From what has been described and illustrated previously, the advantages of the present solution are evident.
The control system 75 allows to realize an exoskeleton 1 able to perform postural tasks and to offer compliance to an impaired patient 2, by means of integration of two competing control loops. Moreover, it allows to realize a processing interface using biometric human signals (EMG signals SEMG) and to guarantee compliance and wearability to the exoskeleton 1.
The exoskeleton 1 is designed to implement admittance control and to process in real time the measured EMG signals SEMG though the use of a neural network.
Admittance control is performed by the patient 2 on the exoskeleton 1 by means of the internal joint loop 49, and the progression of the patient's control over the exoskeleton 1 is achieved by:
- a selection of postural tasks and joints, under automatic postural loop, and respectively under patient control, through the proper choice of the matrices Ru,Rp;
- a modulation, in the control, of the patient contribution with respect to the automatic posture loop by the coefficient β.

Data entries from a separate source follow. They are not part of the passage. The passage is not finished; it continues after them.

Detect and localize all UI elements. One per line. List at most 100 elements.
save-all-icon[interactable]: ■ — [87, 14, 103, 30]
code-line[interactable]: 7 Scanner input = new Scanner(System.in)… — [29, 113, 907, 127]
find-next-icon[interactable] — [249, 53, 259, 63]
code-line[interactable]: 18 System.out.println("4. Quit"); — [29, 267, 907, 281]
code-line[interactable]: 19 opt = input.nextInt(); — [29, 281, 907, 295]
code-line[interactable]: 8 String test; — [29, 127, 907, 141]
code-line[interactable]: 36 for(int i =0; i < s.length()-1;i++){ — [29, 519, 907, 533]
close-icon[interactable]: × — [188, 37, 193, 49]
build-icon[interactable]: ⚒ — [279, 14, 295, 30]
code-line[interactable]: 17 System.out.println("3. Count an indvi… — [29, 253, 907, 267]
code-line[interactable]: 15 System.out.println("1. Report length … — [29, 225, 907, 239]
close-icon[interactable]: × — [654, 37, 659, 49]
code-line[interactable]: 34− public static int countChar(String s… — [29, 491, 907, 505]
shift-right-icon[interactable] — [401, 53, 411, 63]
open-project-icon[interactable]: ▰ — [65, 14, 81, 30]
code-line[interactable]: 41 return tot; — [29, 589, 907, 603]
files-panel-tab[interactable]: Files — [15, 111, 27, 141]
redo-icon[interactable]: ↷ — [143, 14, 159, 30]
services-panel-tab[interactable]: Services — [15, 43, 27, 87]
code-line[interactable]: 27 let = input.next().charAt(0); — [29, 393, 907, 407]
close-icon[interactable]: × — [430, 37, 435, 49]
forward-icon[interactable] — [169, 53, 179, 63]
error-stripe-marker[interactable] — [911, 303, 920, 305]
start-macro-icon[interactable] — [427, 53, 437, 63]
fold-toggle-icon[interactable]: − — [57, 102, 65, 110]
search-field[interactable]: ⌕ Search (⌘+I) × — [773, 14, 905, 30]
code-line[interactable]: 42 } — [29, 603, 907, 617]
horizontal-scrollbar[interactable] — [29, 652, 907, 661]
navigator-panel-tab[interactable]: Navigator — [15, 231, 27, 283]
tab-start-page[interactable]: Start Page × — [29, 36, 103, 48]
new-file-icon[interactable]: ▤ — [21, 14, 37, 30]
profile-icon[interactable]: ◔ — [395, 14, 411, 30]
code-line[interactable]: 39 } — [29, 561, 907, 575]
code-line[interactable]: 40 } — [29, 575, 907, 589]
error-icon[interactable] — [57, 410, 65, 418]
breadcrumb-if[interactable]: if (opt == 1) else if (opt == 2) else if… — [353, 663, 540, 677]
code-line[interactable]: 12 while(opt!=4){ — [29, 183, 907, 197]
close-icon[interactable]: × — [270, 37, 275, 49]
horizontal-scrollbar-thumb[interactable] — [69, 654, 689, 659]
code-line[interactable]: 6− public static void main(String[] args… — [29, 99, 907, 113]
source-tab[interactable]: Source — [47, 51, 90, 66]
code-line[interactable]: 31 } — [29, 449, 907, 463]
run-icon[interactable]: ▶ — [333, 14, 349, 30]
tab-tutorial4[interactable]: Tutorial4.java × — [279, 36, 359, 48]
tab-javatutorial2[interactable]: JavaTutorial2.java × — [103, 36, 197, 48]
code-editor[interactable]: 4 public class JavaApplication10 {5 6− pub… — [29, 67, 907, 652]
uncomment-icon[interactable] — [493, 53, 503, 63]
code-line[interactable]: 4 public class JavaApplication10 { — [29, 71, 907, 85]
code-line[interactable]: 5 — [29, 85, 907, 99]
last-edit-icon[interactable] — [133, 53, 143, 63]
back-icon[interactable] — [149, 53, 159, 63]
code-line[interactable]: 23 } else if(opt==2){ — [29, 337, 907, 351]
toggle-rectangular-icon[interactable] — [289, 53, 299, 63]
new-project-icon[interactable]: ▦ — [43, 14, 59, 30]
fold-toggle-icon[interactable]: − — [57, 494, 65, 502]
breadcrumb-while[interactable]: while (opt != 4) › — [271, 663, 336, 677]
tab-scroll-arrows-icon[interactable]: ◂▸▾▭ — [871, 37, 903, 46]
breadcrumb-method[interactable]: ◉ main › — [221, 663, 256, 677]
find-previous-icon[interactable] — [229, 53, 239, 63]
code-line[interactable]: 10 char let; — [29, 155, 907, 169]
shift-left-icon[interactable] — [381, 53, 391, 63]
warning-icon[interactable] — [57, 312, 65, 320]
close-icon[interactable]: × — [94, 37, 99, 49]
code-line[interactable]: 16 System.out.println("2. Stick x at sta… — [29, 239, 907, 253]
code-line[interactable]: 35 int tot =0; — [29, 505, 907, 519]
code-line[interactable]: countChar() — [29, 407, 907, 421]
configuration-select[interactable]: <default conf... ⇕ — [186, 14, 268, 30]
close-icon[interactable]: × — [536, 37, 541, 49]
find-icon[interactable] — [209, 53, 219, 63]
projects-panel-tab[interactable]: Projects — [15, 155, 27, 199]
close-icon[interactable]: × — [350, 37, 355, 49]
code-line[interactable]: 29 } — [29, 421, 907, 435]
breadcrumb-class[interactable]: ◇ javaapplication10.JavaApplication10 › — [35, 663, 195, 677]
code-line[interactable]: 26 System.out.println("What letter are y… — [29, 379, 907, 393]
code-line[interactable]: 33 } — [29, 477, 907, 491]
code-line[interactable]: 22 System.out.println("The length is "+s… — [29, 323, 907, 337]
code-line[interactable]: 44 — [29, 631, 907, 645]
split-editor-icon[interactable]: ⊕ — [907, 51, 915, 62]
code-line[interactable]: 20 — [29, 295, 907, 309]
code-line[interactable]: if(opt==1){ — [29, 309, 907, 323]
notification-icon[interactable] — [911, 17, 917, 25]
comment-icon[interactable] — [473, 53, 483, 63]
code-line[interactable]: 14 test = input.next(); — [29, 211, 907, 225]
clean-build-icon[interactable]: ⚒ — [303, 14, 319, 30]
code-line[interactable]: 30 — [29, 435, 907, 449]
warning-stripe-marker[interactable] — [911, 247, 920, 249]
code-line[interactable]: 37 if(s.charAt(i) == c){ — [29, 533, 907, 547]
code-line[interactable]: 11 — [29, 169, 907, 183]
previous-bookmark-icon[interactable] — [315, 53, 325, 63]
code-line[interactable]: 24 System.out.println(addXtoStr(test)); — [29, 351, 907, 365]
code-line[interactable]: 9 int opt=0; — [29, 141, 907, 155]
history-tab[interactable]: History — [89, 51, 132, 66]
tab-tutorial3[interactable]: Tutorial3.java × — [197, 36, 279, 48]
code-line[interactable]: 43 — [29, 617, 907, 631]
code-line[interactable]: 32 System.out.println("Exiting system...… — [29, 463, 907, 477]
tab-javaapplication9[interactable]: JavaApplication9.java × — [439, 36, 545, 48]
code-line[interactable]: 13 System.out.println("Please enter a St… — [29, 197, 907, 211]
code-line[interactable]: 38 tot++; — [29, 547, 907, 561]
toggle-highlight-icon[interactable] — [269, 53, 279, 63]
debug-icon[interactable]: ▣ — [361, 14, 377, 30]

This allows to differentiate several control modes, such as exoskeleton tutoring mode (no contribution from the patient 2), coordination mode (full contribution of the patient 2) or cooperation mode (partial contribution of the patient 2).

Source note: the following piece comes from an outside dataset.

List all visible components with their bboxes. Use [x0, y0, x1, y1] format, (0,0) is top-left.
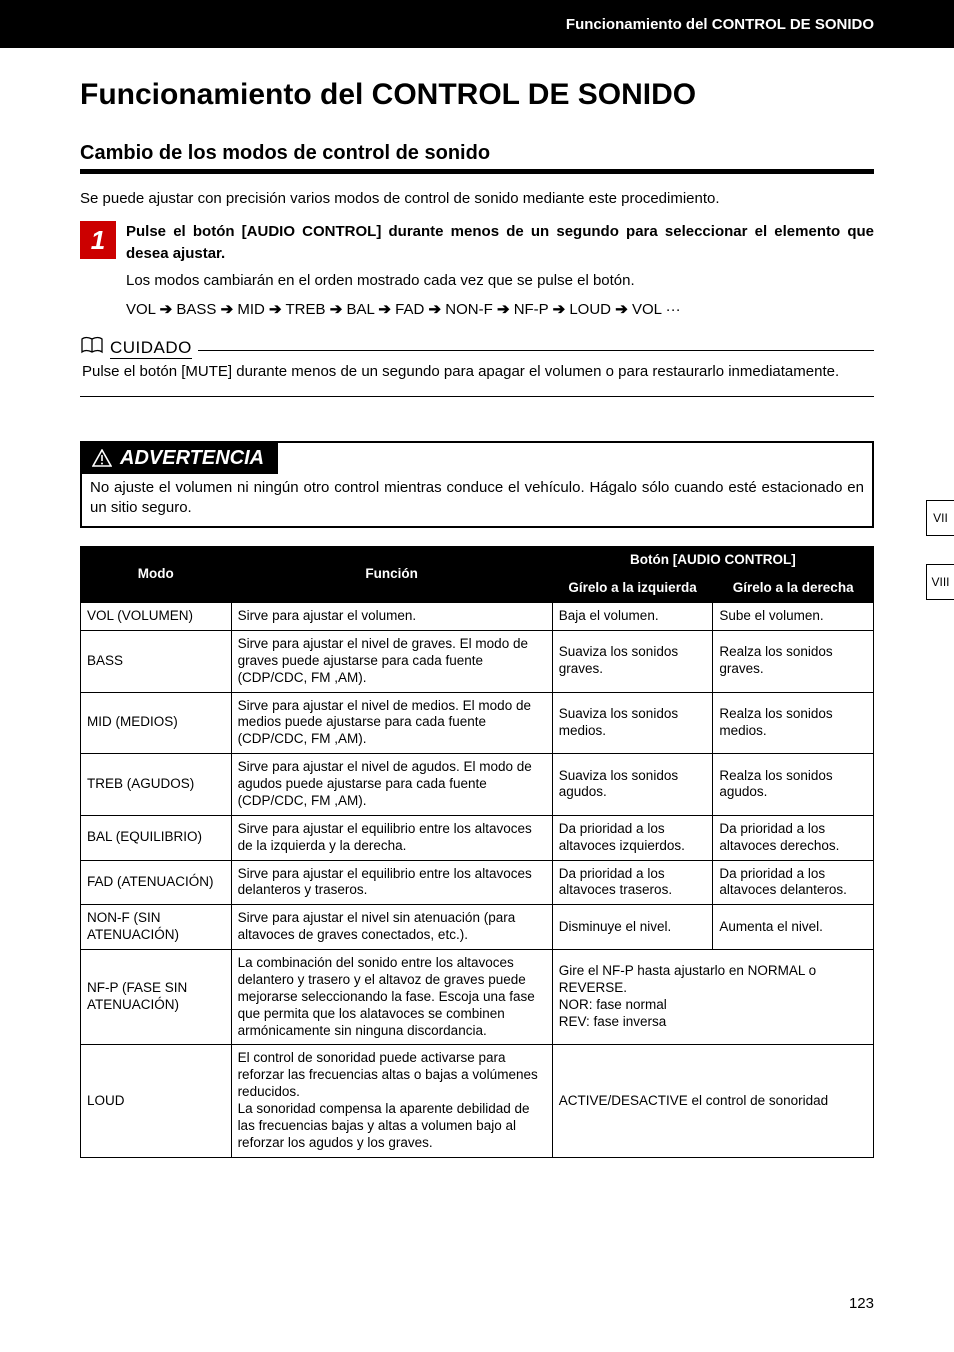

The use of neural networks to process the EMG signals SEMG according to muscle synergy theory allows to learn the patterns of the most significant postural tasks, and allows the patient 2 to perform multiple and complex tasks simultaneously, resulting in complex and coordinated motion.
The exoskeleton 1 can have applications both for rehabilitation and for walking, thanks to the co-training procedure that can either be repeated several times during the rehabilitation (to follow the progresses of the patient 2) or only once (the first time that the exoskeleton 1 is worn, to set the matrix factorization and NARX model in order to assure the best wearability of the exoskeleton 1).
A virtual reality condition can be provided by the exoskeleton 1 to the patient 2, to avoid the feel of lack of gravity.
The present solution allows to flexibly manage the interaction between the two loops.
Moreover, in the admittance control the central role is transferred from the joints to the postural tasks. It is therefore possible to avoid controlling each joint separately by exploiting couples of antagonistic muscles, processing, vice versa, all biometric signals together through muscle synergies, recognizing the postural tasks from which, consequently, the control of all joints synergistically derives.
Finally, it is clear that modifications and variations may be made to what has been described and illustrated herein, without thereby departing from the scope of the present invention, as defined in the annexed claims.
In particular, it is clear that the control system could in principle be used (with suitable modifications) for controlling the movement also of the upper limbs or other parts of the body.
Moreover, the intention of movement of the patient may also be determined from other biological measures; for example, the intention of movement may be determined directly or indirectly based on measures of joint angles and forces exchanged between the patient and the exoskeleton frame structure.